题目链接:http://poj.org/problem?id=1961
Time Limit: 3000MS Memory Limit: 30000K

Description

For each prefix of a given string S with N characters (each character has an ASCII code between 97 and 126, inclusive), we want to know whether the prefix is a periodic string. That is, for each i (2 <= i <= N) we want to know the largest K > 1 (if there is one) such that the prefix of S with length i can be written as AK ,that is A concatenated K times, for some string A. Of course, we also want to know the period K.

Input

The input consists of several test cases. Each test case consists of two lines. The first one contains N (2 <= N <= 1 000 000) – the size of the string S.The second line contains the string S. The input file ends with a line, having the 
number zero on it.

Output

For each test case, output "Test case #" and the consecutive test case number on a single line; then, for each prefix with length i that has a period K > 1, output the prefix size i and the period K separated by a single space; the prefix sizes must be in increasing order.

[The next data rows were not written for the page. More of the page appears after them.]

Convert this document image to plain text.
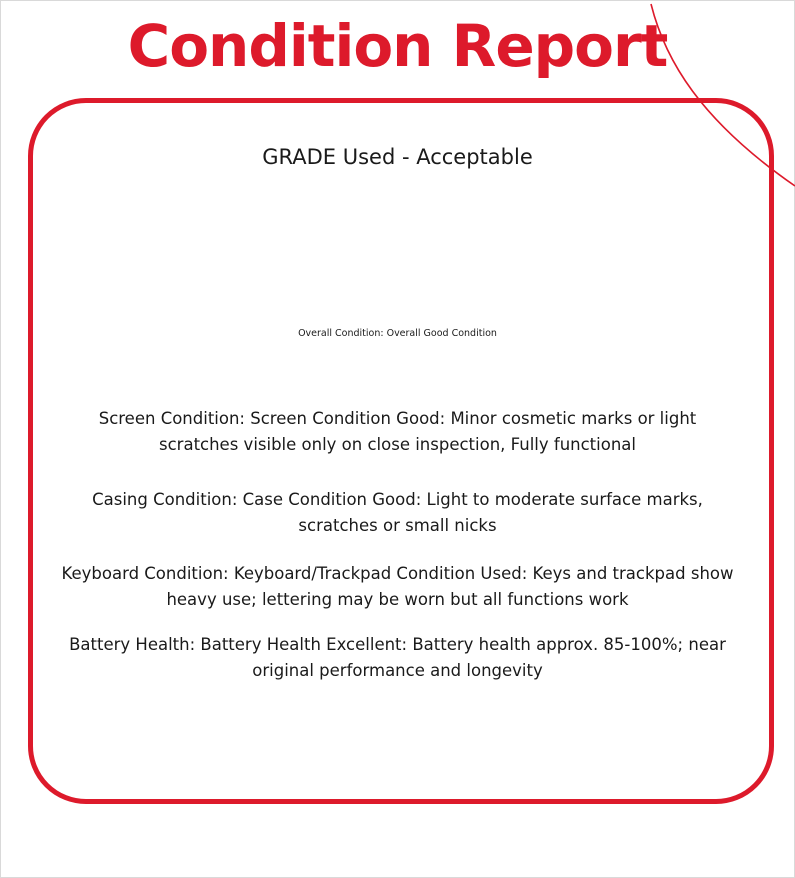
Condition Report
GRADE Used - Acceptable
Overall Condition: Overall Good Condition
Screen Condition: Screen Condition Good: Minor cosmetic marks or light scratches visible only on close inspection, Fully functional
Casing Condition: Case Condition Good: Light to moderate surface marks, scratches or small nicks
Keyboard Condition: Keyboard/Trackpad Condition Used: Keys and trackpad show heavy use; lettering may be worn but all functions work
Battery Health: Battery Health Excellent: Battery health approx. 85-100%; near original performance and longevity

Print a blank line after each test case.

Sample Input

3
aaa
12
aabaabaabaab
0

Sample Output

Test case #1
2 2
3 3

Test case #2
2 2
6 2
9 3
12 4

Problem solving report:

Description: 给一个字符串，问从串首到那个位置截取的字串是以周期循环的，循环了多少次。
Problem solving: 求完next数组后再从头遍历一遍, i-next[i]就是最小循环节。

Accepted Code:

#include <stdio.h>
using namespace std;
const int MAXN = 1000005;
int nex[MAXN];
char str[MAXN];
void Next(int n) {
    nex[0] = -1;
    int i = 0, j = -1;
    while (i < n) {
        if (~j && str[i] != str[j])
            j = nex[j];
        else nex[++i] = ++j;
    }
}
int main() {
    int n, kase = 0;
    while (~scanf("%d", &n), n) {
        scanf("%s", str);
        Next(n);
        printf("Test case #%d\n", ++kase);
        for (int i = 2; i <= n; i++) {
            int m = i - nex[i];
            if (!(i % m) && i != m)
                printf("%d %d\n", i, i / m);
        }
        printf("\n");
    }
    return 0;
}